Mr. Kan said, “This year I want to overcome the problem of money in politics.” His remark is aimed at former Democratic Party of Japan chief Ichiro Ozawa, who lost to Mr. Kan in the DPJ’s presidential election in September and whose aides have been indicted over political funds scandals. Mr. Kan believes that Mr. Ozawa’s presence in the DPJ is a big factor that has caused his Cabinet’s approval rating to sink below 30 percent.
As a result of decisions by a citizens’ legal panel, Mr. Ozawa is expected to be indicted in late January in connection with his political funds management body’s alleged false reporting over a fund raised in 2004. Mr. Ozawa in late December told politicians close to him that he was ready to appear and speak before the Lower House’s Council on Political Ethics even before the start of the 150-day ordinary Diet session this month as Mr. Kan and the DPJ leadership want.
At the news conference, Mr. Kan escalated his attack on Mr. Ozawa by saying that if he is indicted, he should concentrate on his trial and consider resigning as a Diet member.
Mr. Kan is apparently trying to shift the responsibility for his administration’s poor performance to Mr. Ozawa. Ridding of the strongman may help raise his Cabinet’s approval rating but will have no effect of improving Mr. Kan’s running of the government.
His vehement attack on Mr. Ozawa will fan the antipathy of pro-Ozawa DPJ members to Mr. Kan, thus undermining the party unity. The more Mr. Kan attacks Mr. Ozawa, the further deepens people’s perception that the DPJ is obsessed with an intraparty strife, forgetting stabilizing people’s lives.
Even if Mr. Kan and the DPJ leadership expel Mr. Ozawa from the party, the opposition parties will not give a helping hand to him because they perceive the Kan administration as a sinking ship.
Mr. Kan expressed a hope to launch cross-party talks involving the DPJ and opposition forces on social security reform and on how to finance social security by around June. But it is very unlikely that the opposition forces will cooperate on these matters because they are waiting for the Kan administration to further weaken and are trying to seize a political chance to pull it down. Mr. Kan also should remember that after flip-flopping on the consumption tax issue during the campaign for the July Upper House election, he stopped talking about the issue for many months, causing a halt in public discussions over tax reform.
Mr. Kan faces another headache. The opposition parties that in November passed censure resolutions against Chief Cabinet Secretary Yoshito Sengoku and infrastructure and transporter minister Sumio Mabuchi in the opposition-controlled Upper House are now poised not to join Diet deliberations unless Mr. Kan removes the two from his Cabinet.
The two Cabinet members were criticized especially for their handling of a Chinese trawler’s colliding with two Japan Coast Guard patrol ships near the Senkaku Islands of Okinawa Prefecture in September.

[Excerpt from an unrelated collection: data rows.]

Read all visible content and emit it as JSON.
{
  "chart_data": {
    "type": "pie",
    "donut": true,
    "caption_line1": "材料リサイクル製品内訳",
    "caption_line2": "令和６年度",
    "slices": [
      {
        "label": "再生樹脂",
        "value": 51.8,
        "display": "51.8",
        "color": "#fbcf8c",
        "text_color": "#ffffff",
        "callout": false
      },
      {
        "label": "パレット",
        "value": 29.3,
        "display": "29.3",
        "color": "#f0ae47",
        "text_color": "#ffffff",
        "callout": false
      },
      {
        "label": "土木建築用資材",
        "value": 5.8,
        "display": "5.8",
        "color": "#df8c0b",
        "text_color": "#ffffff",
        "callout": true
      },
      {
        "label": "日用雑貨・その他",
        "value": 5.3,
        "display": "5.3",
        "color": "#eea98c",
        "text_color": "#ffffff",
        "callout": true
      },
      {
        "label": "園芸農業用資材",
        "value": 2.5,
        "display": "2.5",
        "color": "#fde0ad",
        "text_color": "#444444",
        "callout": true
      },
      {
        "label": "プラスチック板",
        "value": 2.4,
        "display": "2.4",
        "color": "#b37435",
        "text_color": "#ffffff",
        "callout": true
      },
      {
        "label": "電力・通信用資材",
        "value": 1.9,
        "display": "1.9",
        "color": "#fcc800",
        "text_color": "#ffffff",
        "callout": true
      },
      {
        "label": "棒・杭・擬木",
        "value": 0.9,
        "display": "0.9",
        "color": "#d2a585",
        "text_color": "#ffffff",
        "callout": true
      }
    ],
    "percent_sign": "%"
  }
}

Mr. Kan expressed his intention to reshuffle his Cabinet prior to the start of the regular Diet session, hinting that he will remove Mr. Sengoku from his portfolio. Mr. Sengoku has played an important role in running the government and protecting Mr. Kan from the opposition forces’ attacks. Removal of Mr. Sengoku, the cornerstone of the Kan Cabinet, would further weaken the Cabinet.
Mr. Kan said that his administration will decide by around June whether Japan should join the Trans-Pacific Partnership (TPP), a regional free trade agreement the United States, Australia, Chile and several other countries are pushing forward. Unless he comes up with a policy package that will make Japanese agriculture more competitive, he will face strong opposition from farm lobbies strongly opposed to the TPP. Mr. Kan also has no prospects for solving the issue of relocating the U.S. Marine Corps Air Station Futenma on Okinawa Island.
Mr. Kan will face a severe test in April when local elections will be held at many places in Japan. The DPJ suffered one defeat after another in local elections last year, raising fears that the DPJ may suffer great setbacks in the coming elections. There is also a possibility that even before the local elections, the Upper House will vote down budget-related bills, cornering the Kan Cabinet. Unless Mr. Kan and the DPJ leadership develop strong political prowess, the Kan administration could face a big crisis as early as March.